We all need food to survive. For Chef Marianne Ali of the DC Central Kitchen, food became more than a necessity — it saved her life. Despite growing up in a middle class Maryland family, Ali’s childhood was anything but suburban. At 13, she began experimenting with drugs. Four years later, she was addicted to heroin. For two decades, Ali dealt with the agony of addiction and the physical and mental trauma that encompasses. “When I finally was able to get myself clean,” she recalls, “I had to figure out what I wanted to do.”
Her love for cooking led Ali to culinary school. After graduating she began working with the DC Central Kitchen (DCCK), an organization dedicated to helping underserved and impoverished people build the skills required to succeed in the food industry.
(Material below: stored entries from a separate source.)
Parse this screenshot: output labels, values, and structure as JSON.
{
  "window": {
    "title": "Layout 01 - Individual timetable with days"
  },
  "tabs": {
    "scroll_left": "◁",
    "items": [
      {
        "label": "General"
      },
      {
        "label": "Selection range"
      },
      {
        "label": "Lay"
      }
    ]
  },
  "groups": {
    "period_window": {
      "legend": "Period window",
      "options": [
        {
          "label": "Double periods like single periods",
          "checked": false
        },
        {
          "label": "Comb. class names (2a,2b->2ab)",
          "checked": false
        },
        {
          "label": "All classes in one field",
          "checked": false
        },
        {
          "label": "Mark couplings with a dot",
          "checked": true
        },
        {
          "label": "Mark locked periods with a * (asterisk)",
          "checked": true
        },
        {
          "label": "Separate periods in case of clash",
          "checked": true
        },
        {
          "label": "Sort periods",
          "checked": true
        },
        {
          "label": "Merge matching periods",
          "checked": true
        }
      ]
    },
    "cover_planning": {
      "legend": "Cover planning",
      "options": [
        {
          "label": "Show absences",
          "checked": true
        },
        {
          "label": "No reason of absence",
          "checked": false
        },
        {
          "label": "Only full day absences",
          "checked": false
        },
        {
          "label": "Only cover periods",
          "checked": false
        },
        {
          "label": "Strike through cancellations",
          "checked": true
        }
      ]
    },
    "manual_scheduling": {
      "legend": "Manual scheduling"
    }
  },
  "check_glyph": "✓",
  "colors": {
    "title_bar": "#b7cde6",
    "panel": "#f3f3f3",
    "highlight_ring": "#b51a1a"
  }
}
“While I was working there, I saw all these people that I would say ‘I recognize you. How do I know you?'” she says. “I realized that these were people that I had been using with — people from my former life. I knew that I had to become a training chef, and use my own life experience to transform other people’s lives.”
Ali is now an integral part of DCCK, running their training program which helps those struggling with homelessness and addiction. In her 15 year tenure she has seen 1500 graduates pass through her program, each with a renewed outlook on life and marketable skills. For her work in the DCCK, Ali was given the White House’s Champion for Change award for Reentry and Employment.
Ali’s incredible reinvention is being told as part of Strathmore’s current exhibit “Women Chefs: Artists in the Kitchen”. “When you search for Chef on Google,” says Strathmore Curator Harriet Lesser, “you come up with page after page of pictures of male chefs, and when you do see a woman, it’s usually in a pastry chef kind of role.” Eager to honor the influential women working in restaurants across the DC Metro region, Lesser commissioned 21 artists to create portraits of 22 female chefs, using whichever medium they desired. “If we put together a visual artist and a chef,” Lesser says, “we can redefine what a portrait is. It becomes a conversation between two different kinds of artists. We’ll have produced a new way of seeing someone.”
As part of the exhibit, Ali was partnered with Jacqui Crocetta, an artist and designer based out of Rockville, MD. “When I first started talking to Marianne,” Crocetta says, “I expected her to go on and on about food, but what struck me is that her passion really isn’t food. Her passion is changing lives.” After two phone calls, a few in person meetings, and several interviews with Ali’s students, Crocetta set out to create the Chef’s portrait. “I knew I wanted something that was layered to reflect the kinds of food that Marianne makes,” she says. “But I also wanted to represent her ability to change and grow.” By weaving handmade paper around a wire framed basket, Crocetta created a piece that was at once fragile, but also surprisingly strong. “In the bottom of the basket, I created a portrait of Marianne with poppy seeds,” she notes, “to represent not only her love for food, but also her struggle with heroin.”
“She seemed to understand who I was on a level that was unimaginable to me,” Ali says on her partnership with Crocetta. “I’m not a celebrity chef. I don’t own my own restaurant, but I am very grounded and passionate about what I do. She just captured me in a piece of art.” However, Ali wasn’t the only one touched by her portrait. Crocetta went through her own transformation while constructing her piece. “I don’t typically do portraiture,” she says, “but, in getting to know Marianne, she definitely has me thinking more about what I can do in my art that also serves our society’s greatest needs.”
Ali’s portrait is only one part of a greater exploration and exhibition into women as groundbreaking culinary artists. While men in white chef hats and blue aprons might dominate Google searches, “Women Chefs: Artists in the Kitchen” provides several opportunities to challenge the status quo of the food industry. It’s also somewhat fitting that these great female chefs are being celebrated in art.
“There are clear similarities between an artist’s process and a chef’s recipe,” Lesser says. “Both start with nothing and create something wonderful out of it.”
“Women Chefs: Artists in the Kitchen” runs until November 8th at the Mansion at Strathmore, 10701 Rockville Pike, Bethesda, MD. For information on the exhibit, visit strathmore.org.